An optimal candidate for XFEL studies is Photosystem II (PS II), the enzyme responsible for catalyzing the light-induced oxidation of water to molecular oxygen. Nature has perfected this harvesting of light energy and conversion to chemical energy over billions of years. This makes it an excellent target of study that could yield insights useful for the development of clean energy. PS II contains a metal catalytic site crucial for its function, called the oxygen evolving complex (OEC; Mn4CaO5), which undergoes a variety of structural and chemical changes during its light-induced reaction cycle. The surrounding water and hydrogen-bonding network also play an important role in enzyme function via the transport of protons and substrate water. These processes can be tracked through a combination of time-resolved X-ray emission spectroscopy (XES) and serial femtosecond crystallography (SFX) at XFELs.

This dissertation covers three studies at the intersection of XFELs and PS II. The methods described may be applied to other metal containing enzymes as well, and need not be specific to PS II. Collecting time resolved SFX simultaneously with XES allows for the structural changes of the protein and the chemical state of the metal catalytic site to be bridged and reaction kinetics to be studied.
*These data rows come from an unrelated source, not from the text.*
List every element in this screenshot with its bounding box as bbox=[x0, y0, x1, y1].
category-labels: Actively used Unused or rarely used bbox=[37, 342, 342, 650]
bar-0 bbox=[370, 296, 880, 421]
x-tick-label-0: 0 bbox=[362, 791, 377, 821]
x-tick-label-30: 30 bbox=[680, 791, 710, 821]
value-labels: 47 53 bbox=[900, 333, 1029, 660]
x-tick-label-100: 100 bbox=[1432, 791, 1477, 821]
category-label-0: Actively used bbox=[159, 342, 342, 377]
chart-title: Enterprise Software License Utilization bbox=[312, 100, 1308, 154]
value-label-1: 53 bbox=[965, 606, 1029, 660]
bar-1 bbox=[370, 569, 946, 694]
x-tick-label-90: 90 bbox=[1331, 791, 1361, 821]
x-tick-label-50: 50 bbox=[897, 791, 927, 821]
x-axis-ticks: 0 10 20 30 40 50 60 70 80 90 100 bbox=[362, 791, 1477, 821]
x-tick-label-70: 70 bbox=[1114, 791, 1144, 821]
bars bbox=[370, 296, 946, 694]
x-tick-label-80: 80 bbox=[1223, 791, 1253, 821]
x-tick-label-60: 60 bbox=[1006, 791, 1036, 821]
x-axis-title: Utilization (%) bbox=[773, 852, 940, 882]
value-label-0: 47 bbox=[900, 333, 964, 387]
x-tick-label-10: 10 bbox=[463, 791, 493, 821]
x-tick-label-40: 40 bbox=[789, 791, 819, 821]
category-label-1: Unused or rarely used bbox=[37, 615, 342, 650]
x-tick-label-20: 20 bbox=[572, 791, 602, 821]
Interpreting the XES data collected at XFELs from low concentration metalloenzymes can present its own challenges due to relatively low signal levels and chemical sensitivity. Therefore, this dissertation will also discuss an innovative technique at XFELs which uses the stimulated XES method. This approach, analogous to the stimulated Raman method in the optical regime, offers the potential to collect XES data with greater efficiency. It may also be used for uniquely probing the less intense, but more chemically rich, spectral transitions.

Interpreting the rich information content contained within the electron density maps collected at XFELs during SFX experiments can also bring about challenges, especially in the context of PS II's water networks; however, crystalline molecular dynamics (MD) simulations can serve as a promising computational tool to aid in the interpretation of the electron density maps. The simulation work described in this dissertation has the potential to extract more information from room temperature XFEL crystallography data, especially in the context of water dynamics and hydrogen bonding networks, and also holds the promise of improving our crystallographic refinement.